Use Angular. Every single thing you mentioned there is covered. Except
coffeescript, but thats unrelated anyway.

Whats covered ?

Async code : check. ( timeout flush )

Wrapper for XHR : check ($httpBackend ).

DOM abstraction : check ( No DOM Manipulation in controllers! )

fast feedback : check ( karma ) .

------
briantakita
Re: Tests for Design Feedback. I used to follow that approach, but I found
that it locks you into the implementation and adds unnecessary drag when
refactoring.

Now I like to think of tests as black box and white box. I prefer black box
tests because it tells me if the system works from the api or interface, while
giving me the freedom to refactor and reimplement without unnecessary drag.

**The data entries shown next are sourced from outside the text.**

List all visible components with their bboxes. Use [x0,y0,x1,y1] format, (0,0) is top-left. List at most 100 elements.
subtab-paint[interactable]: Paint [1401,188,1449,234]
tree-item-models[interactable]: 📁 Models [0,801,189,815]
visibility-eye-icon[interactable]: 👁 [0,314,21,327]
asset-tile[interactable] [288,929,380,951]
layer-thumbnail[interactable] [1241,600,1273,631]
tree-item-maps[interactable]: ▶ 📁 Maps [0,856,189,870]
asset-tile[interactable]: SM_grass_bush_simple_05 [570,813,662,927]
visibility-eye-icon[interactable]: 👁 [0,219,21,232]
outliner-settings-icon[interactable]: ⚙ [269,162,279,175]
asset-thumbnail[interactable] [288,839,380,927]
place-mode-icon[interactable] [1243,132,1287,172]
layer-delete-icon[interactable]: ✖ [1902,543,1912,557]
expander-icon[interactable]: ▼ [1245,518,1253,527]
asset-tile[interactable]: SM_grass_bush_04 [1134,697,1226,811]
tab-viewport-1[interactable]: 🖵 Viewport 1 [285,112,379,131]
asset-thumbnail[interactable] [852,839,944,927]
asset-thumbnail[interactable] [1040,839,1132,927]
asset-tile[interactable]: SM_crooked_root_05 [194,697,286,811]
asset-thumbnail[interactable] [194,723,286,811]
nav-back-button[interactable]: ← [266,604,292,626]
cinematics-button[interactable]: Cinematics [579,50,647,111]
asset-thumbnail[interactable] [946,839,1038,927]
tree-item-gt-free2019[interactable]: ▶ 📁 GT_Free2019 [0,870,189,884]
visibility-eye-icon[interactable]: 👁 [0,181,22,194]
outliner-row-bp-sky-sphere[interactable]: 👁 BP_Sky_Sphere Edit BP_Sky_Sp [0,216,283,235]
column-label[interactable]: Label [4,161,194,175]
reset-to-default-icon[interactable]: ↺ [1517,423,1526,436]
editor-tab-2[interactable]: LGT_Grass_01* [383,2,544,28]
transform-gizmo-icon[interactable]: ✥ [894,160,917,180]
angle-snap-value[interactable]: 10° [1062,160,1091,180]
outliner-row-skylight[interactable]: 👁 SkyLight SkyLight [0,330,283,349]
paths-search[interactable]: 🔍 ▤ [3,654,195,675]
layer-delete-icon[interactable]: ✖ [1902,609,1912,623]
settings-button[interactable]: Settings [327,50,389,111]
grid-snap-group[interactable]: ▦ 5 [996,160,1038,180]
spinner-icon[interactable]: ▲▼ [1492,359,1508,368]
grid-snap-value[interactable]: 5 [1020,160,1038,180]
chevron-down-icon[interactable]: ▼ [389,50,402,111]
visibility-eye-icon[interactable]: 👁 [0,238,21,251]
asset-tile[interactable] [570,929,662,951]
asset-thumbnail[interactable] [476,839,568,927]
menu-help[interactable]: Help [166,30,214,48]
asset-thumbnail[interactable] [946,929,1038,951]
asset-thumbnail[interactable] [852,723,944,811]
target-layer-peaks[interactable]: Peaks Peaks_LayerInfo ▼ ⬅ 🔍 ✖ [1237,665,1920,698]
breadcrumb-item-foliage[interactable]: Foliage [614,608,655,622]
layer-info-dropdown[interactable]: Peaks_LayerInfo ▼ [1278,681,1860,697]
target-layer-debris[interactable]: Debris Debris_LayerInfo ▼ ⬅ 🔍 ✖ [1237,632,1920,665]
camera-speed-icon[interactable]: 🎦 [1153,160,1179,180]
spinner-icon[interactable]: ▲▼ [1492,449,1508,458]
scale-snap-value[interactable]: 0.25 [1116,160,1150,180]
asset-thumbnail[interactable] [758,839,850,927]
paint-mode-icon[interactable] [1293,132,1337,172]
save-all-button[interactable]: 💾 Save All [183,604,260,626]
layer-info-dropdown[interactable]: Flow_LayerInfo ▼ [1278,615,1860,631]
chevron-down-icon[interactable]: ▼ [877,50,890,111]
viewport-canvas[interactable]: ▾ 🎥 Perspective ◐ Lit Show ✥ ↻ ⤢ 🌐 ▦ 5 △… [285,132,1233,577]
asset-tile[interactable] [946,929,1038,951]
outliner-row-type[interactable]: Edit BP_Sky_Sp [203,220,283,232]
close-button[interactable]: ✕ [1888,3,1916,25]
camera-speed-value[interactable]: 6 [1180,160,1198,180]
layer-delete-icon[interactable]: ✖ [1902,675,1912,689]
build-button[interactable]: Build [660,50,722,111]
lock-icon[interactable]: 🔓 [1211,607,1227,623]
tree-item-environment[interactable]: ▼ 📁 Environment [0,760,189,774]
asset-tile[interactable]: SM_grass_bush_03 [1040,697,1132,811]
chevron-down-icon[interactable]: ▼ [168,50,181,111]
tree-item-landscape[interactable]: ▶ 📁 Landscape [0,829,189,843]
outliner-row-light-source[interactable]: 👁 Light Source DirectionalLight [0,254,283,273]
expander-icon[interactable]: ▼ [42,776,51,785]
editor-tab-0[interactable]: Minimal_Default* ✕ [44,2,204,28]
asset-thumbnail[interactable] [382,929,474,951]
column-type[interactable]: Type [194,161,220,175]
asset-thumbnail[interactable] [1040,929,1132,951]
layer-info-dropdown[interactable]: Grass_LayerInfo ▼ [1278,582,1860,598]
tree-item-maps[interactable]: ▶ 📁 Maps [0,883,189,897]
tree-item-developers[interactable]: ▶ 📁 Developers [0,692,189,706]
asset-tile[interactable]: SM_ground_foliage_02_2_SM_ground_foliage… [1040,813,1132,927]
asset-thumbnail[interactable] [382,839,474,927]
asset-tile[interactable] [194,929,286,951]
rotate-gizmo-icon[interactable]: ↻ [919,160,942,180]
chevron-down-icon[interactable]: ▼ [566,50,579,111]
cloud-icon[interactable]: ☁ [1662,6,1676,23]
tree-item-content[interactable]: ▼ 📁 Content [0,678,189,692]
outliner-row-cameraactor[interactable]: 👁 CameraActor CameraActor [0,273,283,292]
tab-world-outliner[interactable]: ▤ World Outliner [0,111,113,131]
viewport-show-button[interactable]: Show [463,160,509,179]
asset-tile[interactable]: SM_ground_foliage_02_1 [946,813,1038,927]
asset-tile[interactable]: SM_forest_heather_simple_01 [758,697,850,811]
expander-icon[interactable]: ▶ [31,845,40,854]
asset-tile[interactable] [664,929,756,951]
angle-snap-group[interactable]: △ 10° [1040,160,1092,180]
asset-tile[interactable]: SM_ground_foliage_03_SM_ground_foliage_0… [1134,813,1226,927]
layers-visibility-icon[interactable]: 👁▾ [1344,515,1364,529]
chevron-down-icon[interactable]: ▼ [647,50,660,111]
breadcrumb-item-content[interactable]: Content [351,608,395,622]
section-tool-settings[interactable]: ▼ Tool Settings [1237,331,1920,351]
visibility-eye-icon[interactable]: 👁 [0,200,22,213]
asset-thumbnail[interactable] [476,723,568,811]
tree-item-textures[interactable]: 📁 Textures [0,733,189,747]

Now for my Shameless plug. If your test suite has lots of edge cases, the test
suite takes a long time to run because the same setup logic is being run many
times.

I created jasmine-flow to reduce the number of times the setup logic is run by
reorganizing the tests into linear flows. [https://github.com/btakita/jasmine-
flow](https://github.com/btakita/jasmine-flow)

I sped up my test suite about 10x (~400 seconds to ~40 seconds) doing this.

I know, it's not 1 second, but since these are black box tests, I know if
things work in reality. What is really important for development flow is
running individual tests quickly (< 1 second).